Unfortunately, reality usually does not align with either liberal or conservative ideology and thus ideologues typically unconsciously distort reality and logic. To fix the disconnect 'problem', ideologues typically distort reality to better fit the ideology. There is nothing new or unusual about that. It is just human nature or how cognition works, or fails to work, in the human species. Sometimes when ideology does aligns with reality, the result is clarity and sound logic.

Clarity - When ideology and reality aligned
A July 2, 2015 opinion by Allysia Finley, a WSJ editorial writer, approvingly described an effort in California to foster the presence and power of moderate democrats in the state legislature. The basis of Ms. Finley's approval is a coalition, Govern for California, that is focused on, among other things, counterbalancing California's overly powerful public employee labor unions. In this case, Ms. Finley sees reality fairly accurately because her rigid anti-union conservative ideology aligns well with reality for this issue in California.

Acknowledging governance has social impact
What is surprising about Ms. Finley's opinion is her concluding remarks: “The California legislature controls nearly $120 billion in state tax revenues, the education of nine million students, and health care for 12 million low-income citizens. It’s hard to find an investment or charity with as much of a social impact.”

An approving reference to the social impactof governing is very rare for a conservative. Of course, this is in the context of a state government and an anti-union effort. Conservatives tend to accept state governments more than the federal government. The typical conservative attitude is anti-government even at the state level. The faith (ideology) is that government in general is bad and/or necessarily wasteful compared to what the private sector usually delivers. That faith blinds anti-government ideologues to the reality that government, even at the federal level, is necessary, but not sufficient, for a healthy economy, an increasing standard of living and a secure homeland. What is also necessary is acknowledgment of the role governments at all levels need to play to afford the best service to the public interest.[1]

An argument for smarter, right-size government & governance
This is not an argument that government, taxes or regulations need to generally increase at the state or federal levels. Every situation needs to be assessed on its own merits. A key point of Dissident Politics is an argument for non-ideological,[1] rational politics based on a better alignment between reality and perceptions of reality, e.g., via a reduced use of spin in politics. Ideology (and self-interest) is a major factor in the massive disconnects between unspun reality and perceived reality. Ideology often badly distorts both reality and logic.

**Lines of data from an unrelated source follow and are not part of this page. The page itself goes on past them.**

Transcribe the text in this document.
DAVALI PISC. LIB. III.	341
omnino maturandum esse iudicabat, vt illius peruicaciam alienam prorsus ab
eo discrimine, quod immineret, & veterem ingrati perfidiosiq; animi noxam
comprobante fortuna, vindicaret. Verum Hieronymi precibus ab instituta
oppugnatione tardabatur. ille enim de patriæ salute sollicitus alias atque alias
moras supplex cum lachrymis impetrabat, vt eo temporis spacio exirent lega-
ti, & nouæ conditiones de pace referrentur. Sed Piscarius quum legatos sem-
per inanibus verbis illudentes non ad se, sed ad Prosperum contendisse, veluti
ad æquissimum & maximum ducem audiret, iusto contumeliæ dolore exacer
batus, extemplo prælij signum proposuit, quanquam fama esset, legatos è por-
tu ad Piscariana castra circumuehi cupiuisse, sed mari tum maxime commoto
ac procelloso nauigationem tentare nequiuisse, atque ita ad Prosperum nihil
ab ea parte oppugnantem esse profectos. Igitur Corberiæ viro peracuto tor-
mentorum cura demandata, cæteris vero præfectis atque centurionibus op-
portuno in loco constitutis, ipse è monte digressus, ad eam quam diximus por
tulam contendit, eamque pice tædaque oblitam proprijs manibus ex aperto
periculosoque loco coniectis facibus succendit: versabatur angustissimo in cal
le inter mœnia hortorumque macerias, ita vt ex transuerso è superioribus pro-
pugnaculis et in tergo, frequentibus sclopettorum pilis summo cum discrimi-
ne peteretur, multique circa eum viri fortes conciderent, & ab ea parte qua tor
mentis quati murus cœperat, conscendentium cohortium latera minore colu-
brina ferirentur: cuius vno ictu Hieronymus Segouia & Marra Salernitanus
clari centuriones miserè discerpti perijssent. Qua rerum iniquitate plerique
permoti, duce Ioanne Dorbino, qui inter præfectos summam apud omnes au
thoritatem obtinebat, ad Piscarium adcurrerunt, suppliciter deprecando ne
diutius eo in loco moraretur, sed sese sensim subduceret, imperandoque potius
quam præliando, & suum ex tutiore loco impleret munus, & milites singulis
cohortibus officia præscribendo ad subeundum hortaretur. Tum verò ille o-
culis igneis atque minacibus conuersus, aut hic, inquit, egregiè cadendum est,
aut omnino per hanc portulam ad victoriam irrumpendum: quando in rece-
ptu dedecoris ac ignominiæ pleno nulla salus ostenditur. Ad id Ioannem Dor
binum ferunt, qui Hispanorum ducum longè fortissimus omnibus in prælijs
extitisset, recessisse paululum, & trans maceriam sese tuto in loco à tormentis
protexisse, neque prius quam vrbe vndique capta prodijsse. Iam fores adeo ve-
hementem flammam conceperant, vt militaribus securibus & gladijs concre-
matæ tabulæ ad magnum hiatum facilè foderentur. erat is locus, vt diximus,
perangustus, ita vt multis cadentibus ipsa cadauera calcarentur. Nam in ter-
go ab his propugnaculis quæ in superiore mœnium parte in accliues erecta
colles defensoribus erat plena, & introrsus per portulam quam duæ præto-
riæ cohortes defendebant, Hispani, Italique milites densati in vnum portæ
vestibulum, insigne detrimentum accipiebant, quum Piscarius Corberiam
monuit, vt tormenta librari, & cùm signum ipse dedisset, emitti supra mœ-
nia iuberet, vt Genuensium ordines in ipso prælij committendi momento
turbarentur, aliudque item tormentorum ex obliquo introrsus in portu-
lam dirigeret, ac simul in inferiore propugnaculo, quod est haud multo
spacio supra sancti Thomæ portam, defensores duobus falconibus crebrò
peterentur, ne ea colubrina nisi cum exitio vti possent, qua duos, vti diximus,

Politics based on distortion cannot logically be the most economically efficient or the most effective at serving the public interest. If there is a flaw in that logic, what is it?

Footnote:
1. In this context, non-ideological politics means not conservative, not liberal and not centrist. It means pragmatic politics focused on service to the public interest (as defined before) in part by shrewdly but properly balancing special interest power, e.g., public unions in California, against legitimate public interest needs. Logically speaking, what is pragmatic could be a policy or law that would be considered conservative, liberal, centrist or something else, so long as it appears to best serve the public interest. That is the ideology of non-ideological pragmatism.